Die Linke hat den Ovaherero-Fraktionen nach der Berliner Schädelmission erneut versichert, dass sie der Unterstützung der Linken in folgenden Fragen gewiss sein könnten: in der Forderung nach einem deutschen Schuldbekenntnis, in der Forderung nach amtlicher Sprachregelung, dass der koloniale Krieg in Namibia ein Völkermord an mehreren Volksgruppen gewesen sei, sowie in der Reparationsforderung.

Am vergangenen Freitag hat die Linke außerdem noch eine sogenannte mündliche Anfrage an die Bundesregierung nachgereicht, um zu erfahren, was der deutsche Botschafter Egon Kochanke kürzlich gemeint habe, als er der namibischen Abordnung der Schädelmission "verdeckte Motive" (hidden agenda) unterstellt habe - eine Formulierung, die in den namibischen Medien und bei der Ovaherero-Fraktion OCD-1904 große Beachtung gefunden hat.
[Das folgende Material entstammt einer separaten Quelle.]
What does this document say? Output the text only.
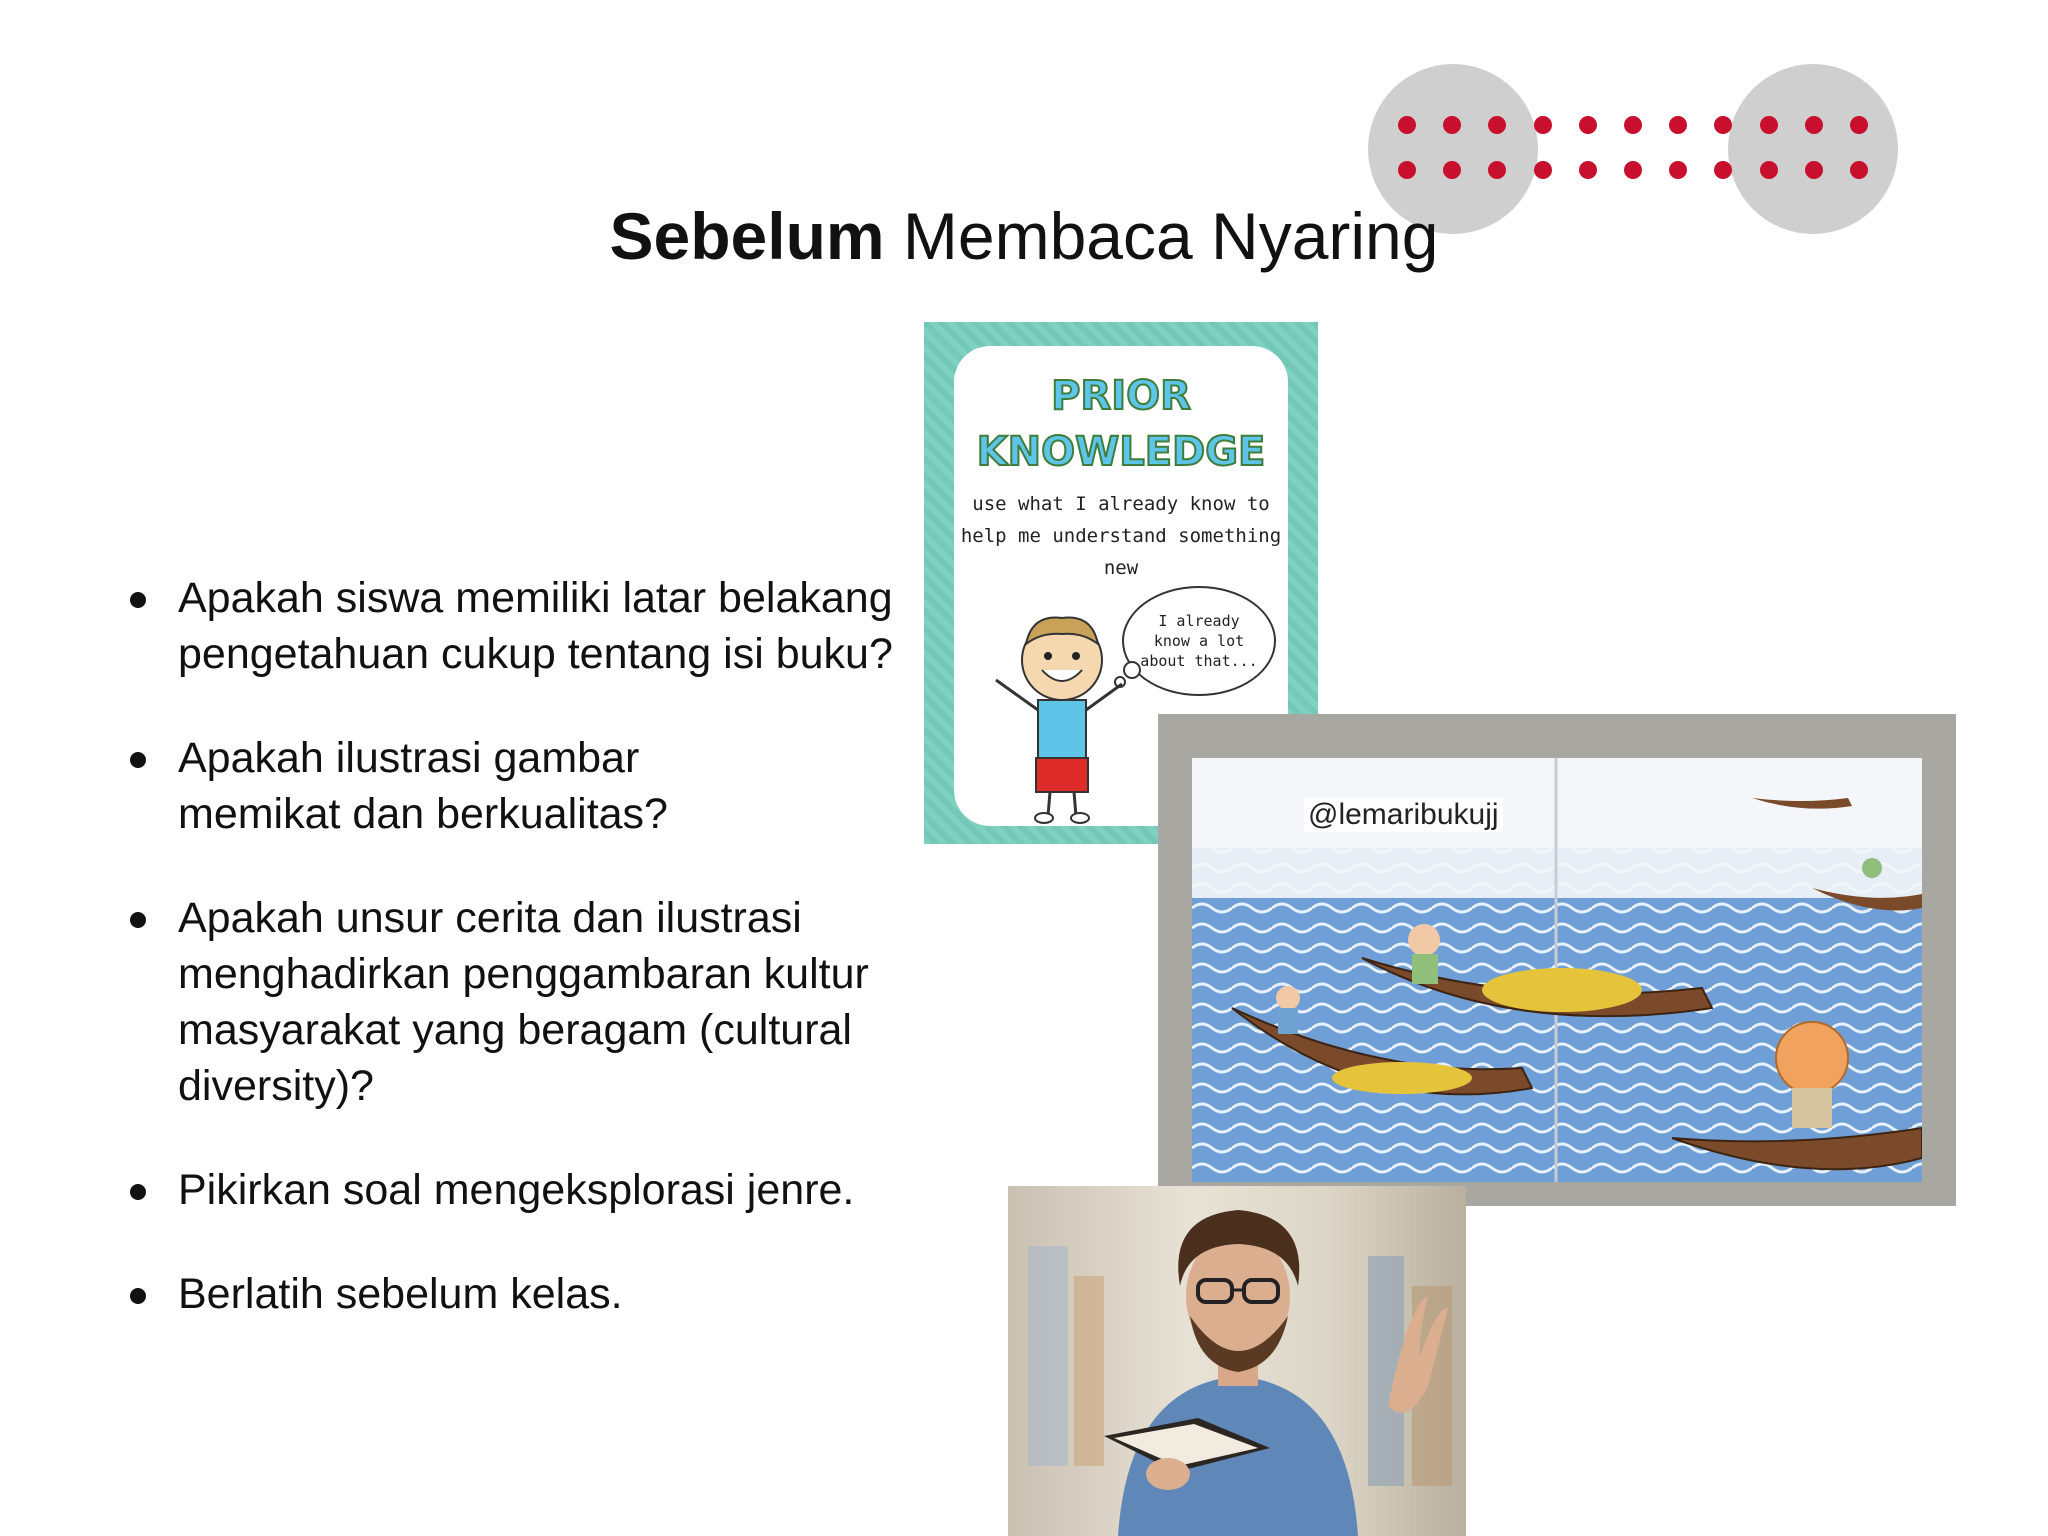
Sebelum Membaca Nyaring
Apakah siswa memiliki latar belakang pengetahuan cukup tentang isi buku?
Apakah ilustrasi gambar memikat dan berkualitas?
Apakah unsur cerita dan ilustrasi menghadirkan penggambaran kultur masyarakat yang beragam (cultural diversity)?
Pikirkan soal mengeksplorasi jenre.
Berlatih sebelum kelas.

PRIOR

KNOWLEDGE

use what I already know to help me understand something new

I already know a lot about that...
@lemaribukujj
Außerdem bereitet Die Linke einen kompletten Antrag an den deutschen Bundestag vor, worin die Partei die "volle Anerkennung des Genozids durch das deutsche Kaiserreich gegen die Herero, Nama, Damara und andere Völkerschaften des heutigen Namibia" verlangt. Diese Absicht hat die Linke dem OCD-1904-Komitee direkt mitgeteilt.

In der Antwort auf die Kleine Anfrage der Grünen teilte Staatssekretärin Haber mit, dass die Abwicklung der Schädelrückgabe in Berlin in enger Abstimmung zwischen dem Auswärtigen Amt und der Charité und nicht durch das deutsche Aktionsbündnis zivilgesellschaftlicher Organisationen vorbereitet worden sei. Die namibische Seite habe nach langen Terminschwierigkeiten die Reise "einseitig und kurzfristig" in der 39. Kalenderwoche festgelegt, so dass eine "hochrangige Wahrnehmung" durch das Auswärtige Amt "in den Hintergrund" habe treten müssen. Haber erinnert daran, dass Staatsministerin Cornelia Pieper dennoch an der Übergabezeremonie teilgenommen habe.

Laut Haber hat die Bundesregierung die Kosten der Gestaltung des Gottesdienstes am 29. September, die Kosten der Übergabezeromonie, die Transportkosten für die Gebeine sowie die Kosten für eine Berliner Stadtrundfahrt übernommen. Die Reisekosten für die namibische Delegation (1,7 Millionen N$) hat die Regierung in Windhoek gedeckt. Ursprünglich, als 2009 die Rückführung der Schädel beschlossen wurde, hatte die deutsche Regierung die Bereitschaft erklärt, die Reisekosten für eine zwei- oder dreiköpfige namibische Delegation zu übernehmen. Im April 2011 hat die namibische Regierung jedoch zu verstehen gegeben, dass sie Organisation, Ablauf und Finanzierung der Reise selbst übernehmen werde. "Zwischen der Bundesregierung und der namibischen Regierung bestand Einigkeit, dass die Delegation auf Einladung der namibischen Regierung nach Berlin reiste", so Haber zu den Grünen. Die beiden Regierungen hätten bei der Übergabe die Rolle von Zeugen übernommen, heißt es in der Erläuterung.

Zum Eklat bei der Schädelübergabe in der Charité, als Staatsministerin Pieper ihre Rede infolge lauter Zwischenrufe nur mit Mühe zu Ende führen konnte, erklärte Haber: "Die aufgebrachte Stimmung und die konfrontative Grundhaltung einiger Teilnehmer waren für den Sicherheitsdienst der Charité Anlass, Staatsministerin Pieper nach ihrer Ansprache aus dem Saal zu führen."